“No one dared join them”

In Acts 5:12 the apostles were doing such amazing “miraculous signs and wonders” that “no one else dared join them,” verse 13 – “them” being the group of “believers meeting together in Solomon’s Colonnade” (verse 12).  

So here was the church, and such startling things were happening in it that it scared people. And not because the church was weird, because the second part of verse 13 says, “even though they (the believers) were highly regarded by the people.” So this was a case of people having trouble coming to terms with something they’d never witnessed before. It was all so stunningly different. 

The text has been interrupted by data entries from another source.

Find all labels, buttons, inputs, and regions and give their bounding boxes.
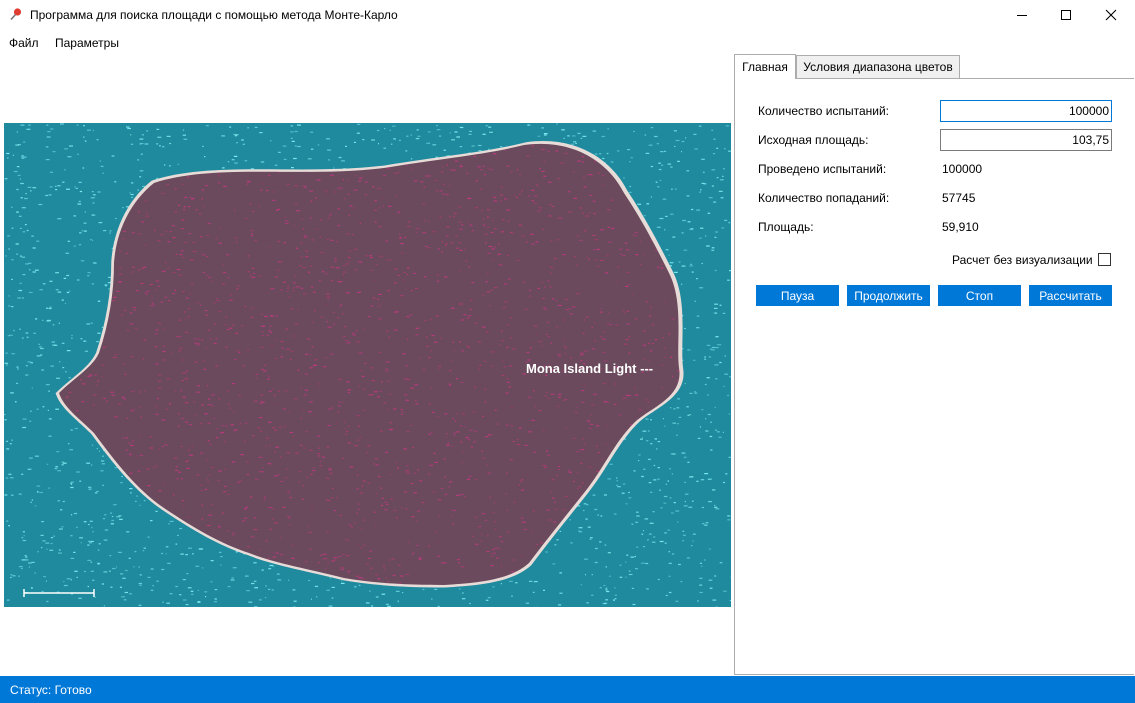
status-bar: Статус: Готово bbox=[0, 676, 1135, 703]
no-visual-checkbox[interactable] bbox=[1098, 253, 1111, 266]
minimize-button[interactable] bbox=[999, 0, 1045, 30]
trials-input[interactable]: 100000 bbox=[940, 100, 1112, 122]
main-tab-panel: Количество испытаний: 100000 Исходная пл… bbox=[734, 78, 1134, 675]
hits-label: Количество попаданий: bbox=[758, 191, 890, 205]
area-label: Исходная площадь: bbox=[758, 133, 869, 147]
window-title: Программа для поиска площади с помощью м… bbox=[30, 8, 398, 22]
minimize-icon bbox=[1017, 15, 1027, 16]
done-label: Проведено испытаний: bbox=[758, 162, 887, 176]
map-overlay-label: Mona Island Light --- bbox=[526, 361, 653, 376]
tab-main-label: Главная bbox=[742, 60, 788, 74]
close-icon bbox=[1105, 9, 1117, 21]
menu-file[interactable]: Файл bbox=[9, 36, 39, 50]
done-value: 100000 bbox=[942, 162, 983, 176]
tab-color-range-label: Условия диапазона цветов bbox=[803, 60, 953, 74]
result-value: 59,910 bbox=[942, 220, 979, 234]
resume-button[interactable]: Продолжить bbox=[847, 285, 930, 306]
menu-parameters[interactable]: Параметры bbox=[55, 36, 119, 50]
close-button[interactable] bbox=[1088, 0, 1134, 30]
no-visual-label: Расчет без визуализации bbox=[952, 253, 1093, 267]
result-label: Площадь: bbox=[758, 220, 814, 234]
hits-value: 57745 bbox=[942, 191, 976, 205]
area-input[interactable]: 103,75 bbox=[940, 129, 1112, 151]
compute-button[interactable]: Рассчитать bbox=[1029, 285, 1112, 306]
map-image: Mona Island Light --- bbox=[4, 123, 731, 607]
stop-button[interactable]: Стоп bbox=[938, 285, 1021, 306]
tab-color-range[interactable]: Условия диапазона цветов bbox=[796, 55, 960, 78]
title-bar: Программа для поиска площади с помощью м… bbox=[0, 0, 1135, 30]
maximize-icon bbox=[1061, 10, 1071, 20]
trials-label: Количество испытаний: bbox=[758, 104, 890, 118]
pin-icon bbox=[9, 7, 23, 21]
satellite-image: Mona Island Light --- bbox=[4, 123, 731, 607]
tab-main[interactable]: Главная bbox=[734, 54, 796, 79]
maximize-button[interactable] bbox=[1043, 0, 1089, 30]
status-text: Статус: Готово bbox=[10, 683, 92, 697]
pause-button[interactable]: Пауза bbox=[756, 285, 839, 306]
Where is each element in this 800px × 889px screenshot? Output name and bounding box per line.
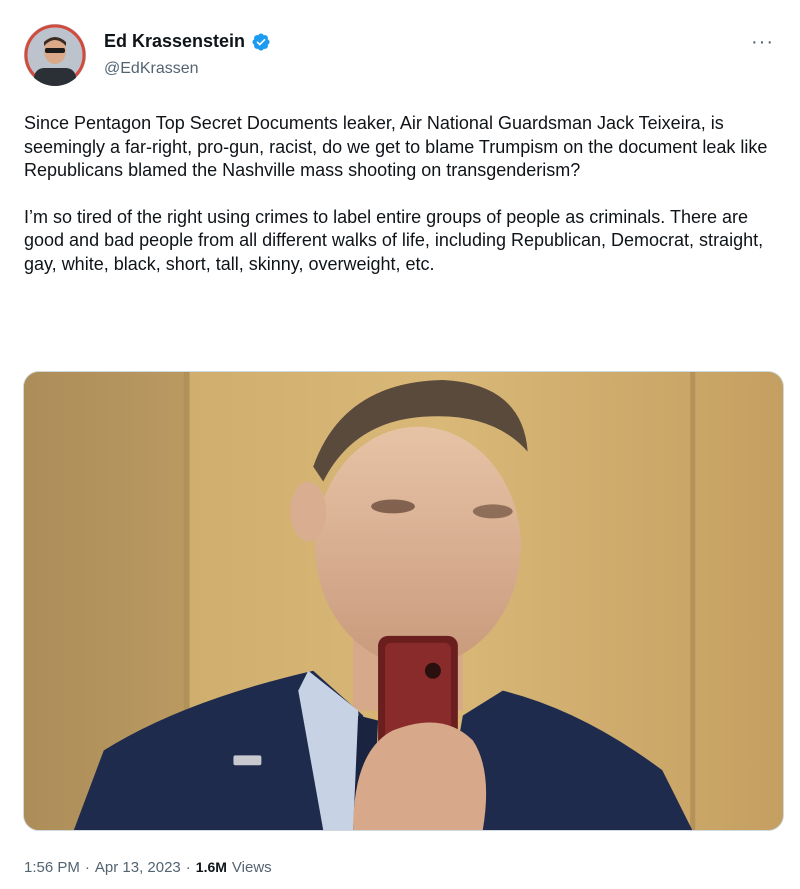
- meta-separator: ·: [185, 859, 191, 876]
- more-options-icon[interactable]: ···: [751, 32, 774, 52]
- views-count: 1.6M: [195, 859, 227, 875]
- tweet-meta: 1:56 PM · Apr 13, 2023 · 1.6M Views: [24, 859, 272, 876]
- photo-image: [24, 372, 783, 830]
- tweet-text: Since Pentagon Top Secret Documents leak…: [24, 112, 784, 276]
- user-handle[interactable]: @EdKrassen: [104, 60, 199, 78]
- tweet-date[interactable]: Apr 13, 2023: [95, 859, 181, 876]
- tweet-time[interactable]: 1:56 PM: [24, 859, 80, 876]
- user-avatar[interactable]: [24, 24, 86, 86]
- tweet-paragraph-2: I’m so tired of the right using crimes t…: [24, 206, 764, 274]
- tweet-paragraph-1: Since Pentagon Top Secret Documents leak…: [24, 113, 768, 180]
- views-label: Views: [231, 859, 272, 876]
- meta-separator: ·: [84, 859, 90, 876]
- display-name[interactable]: Ed Krassenstein: [104, 31, 245, 52]
- name-row: Ed Krassenstein: [104, 31, 271, 52]
- avatar-image: [24, 24, 86, 86]
- verified-badge-icon: [251, 32, 271, 52]
- tweet-photo[interactable]: [23, 371, 784, 831]
- tweet-card: Ed Krassenstein @EdKrassen ··· Since Pen…: [0, 0, 800, 889]
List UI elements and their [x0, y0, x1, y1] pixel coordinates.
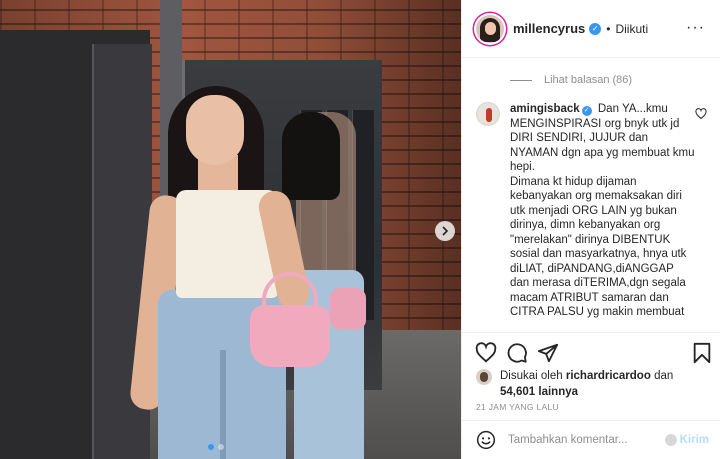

And they weren’t the only ones to be stunned either. In verse 11, “Great fear seized the whole church,” because of the sudden and startling death of Ananias and Sapphira for lying (verses 5 and 10). It really rocked people back on their heels, because this was clear evidence of a power at work among them that meant business. So, no more pretence, folks, or trying to appear religious; those days are gone. 

It’s not surprising, then, that it sent ripples of fear through the religious hierarchy in Jerusalem too, because if anyone was guilty of trying to appear religious it was them. Jesus had certainly made that clear to them in Matthew 23, when he called them out for not practicing what they preached (verse 3), and “appearing to people as righteous but on the inside are full of hypocrisy and wickedness,” verse 28

They were just playing at being religious, because God wasn’t a real, living power to them. Well, that soon changed in the book of Acts as God gave the church some real power – the apostles healing everyone who asked in Acts 5:16, for instance. And did that ever get the attention of the religious pretenders, because in verse 18, “They arrested (all twelve) apostles and put them in the public jail.”  

But next day they discovered the apostles had all escaped, without the guards outside the locked door even noticing (verse 23). Worse still, someone reported the apostles were right back to teaching in the temple again. 

So this was scary stuff, because something obviously extraordinary had happened that these religious authorities didn’t dare admit to, and especially when Gamaliel stood up in verse 39 and said, “if this is from God, you will not be able to stop these men; you will only find yourselves fighting against God.”

And how thrillingly scary that is, realizing it applies to us too, that nothing can stop the church today either. We are in that same church today, being given the same power by the same Holy Spirit, and for the same purpose, to “put the wind up people” so they realize there’s an extraordinary power at work on this planet, and there it is in plain view still thriving and still unstoppable, no matter how much violent opposition has been thrown at it.    

Wouldn’t it be great, then, if the church today cottoned on to what the church realized in Acts 4, that the words the Holy Spirit inspired King David to speak in Psalm 2:1-2 applied to them as well? “Why,” David asked in those two verses, putting it in my own words, “do all these windbags think they can take on God?” (Acts 4:25-26). Why do they think they can “conspire against your holy servant Jesus, whom you sent” (verse 27)? 

But they do think that, so “Lord, hear their threats, and give us, your servants, great boldness in preaching your word. Stretch out your hand with healing power; may miraculous signs and wonders be done through the name of your holy servant Jesus.” Give them a shot of your power enough to scare them into the reality of it, in other words. And God clearly appreciated their request because “After this prayer, the meeting place shook, and they were all filled with the Holy Spirit. Then they preached the word of God with boldness,” verses 29-31

Scary stuff, because it is now clear, after centuries of persecution, that these verses are as real today as they were to the church in Acts 4. The best of atheists and haters of Christianity have never been able to wipe the church out. And that’s scary, because it’s proof of a power at work on this planet that is unstoppable in its purpose. 

And we are now the carriers and recipients of that power, and for the same purpose: It’s to wow this world with his power, clearly demonstrated in the church doing what the world cannot do. 

And that power is being made real every minute in the church, as we live a life so visibly and startlingly different to the world that it scares people enough to get their attention. Because what they see being lived in us are the obvious and only solutions to the world’s unsolvable problems.